Wealthy residents of luxury apartment buildings in Singapore have a problem: where to park their expensive cars. The Hamilton Scotts residential building in the Asian city-state has come up with a solution. Elevators take cars straight up to apartments and park them in the living rooms.
The “parking lot in the sky” is the building’s standout feature. Residents can transport their cars to their apartments, whether they live on a lower floor, the penthouse, or anywhere in between. The project’s director said the goal was to make a car a part of the living room ensemble, like a piece of furniture.
A resident drives a car into the basement, parks it on a movable metal plate, and enters a code or gives a fingerprint to start the transport process. The car is moved into an elevator shaft that carries it to the appropriate apartment. Each apartment’s sky garage is large enough to house two cars. Residents are not able to ride up to their apartments in their vehicles.
The Hamilton Scotts building was constructed shortly before the 2008 financial crash and soon began to struggle. China-based investment company Reignwood Group took over management of the building in 2013 because it saw long-term potential in the property and the Singapore market. The group wanted to find an iconic building to broaden its name and develop its business. Reignwood Group performed some renovations on the property and added some amenities, such as free breakfast for residents every day.

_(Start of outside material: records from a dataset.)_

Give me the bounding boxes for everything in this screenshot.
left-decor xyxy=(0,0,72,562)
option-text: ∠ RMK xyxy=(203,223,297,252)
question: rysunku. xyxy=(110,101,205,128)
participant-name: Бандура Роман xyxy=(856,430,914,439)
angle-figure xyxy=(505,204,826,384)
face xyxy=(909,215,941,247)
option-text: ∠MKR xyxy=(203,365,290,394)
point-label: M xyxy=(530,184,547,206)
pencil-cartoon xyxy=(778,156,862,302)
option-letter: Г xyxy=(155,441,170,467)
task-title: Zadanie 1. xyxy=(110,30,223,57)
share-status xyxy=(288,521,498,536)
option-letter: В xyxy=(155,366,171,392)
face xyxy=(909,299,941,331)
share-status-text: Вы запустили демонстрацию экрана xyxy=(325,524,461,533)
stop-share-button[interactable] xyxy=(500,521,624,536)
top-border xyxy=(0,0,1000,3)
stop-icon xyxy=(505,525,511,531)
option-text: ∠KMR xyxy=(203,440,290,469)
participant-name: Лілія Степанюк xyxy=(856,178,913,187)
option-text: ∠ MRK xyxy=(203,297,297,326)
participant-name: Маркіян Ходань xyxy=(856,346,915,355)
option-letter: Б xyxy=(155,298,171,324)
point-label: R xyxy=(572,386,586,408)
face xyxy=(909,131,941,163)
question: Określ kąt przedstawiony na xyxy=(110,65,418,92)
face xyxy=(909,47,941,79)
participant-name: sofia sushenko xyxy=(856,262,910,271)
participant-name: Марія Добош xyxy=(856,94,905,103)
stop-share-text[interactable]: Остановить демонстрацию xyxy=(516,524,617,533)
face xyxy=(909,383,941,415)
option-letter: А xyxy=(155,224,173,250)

Hamilton Scotts has 36 floors with 56 units. The building is currently 70 percent occupied. Prices for a 2,755-square-foot apartment start at $10 million.
Singapore’s luxury real estate sector is still struggling. Prices are 20 to 30 percent below their peaks in 2007, even though Singapore has the highest per capita GDP in the world and 10 percent of households contain a millionaire. Luxury real estate prices in Singapore are less than half of those in Hong Kong. Members of the real estate sector believe this is due to government policies and a glut of supply.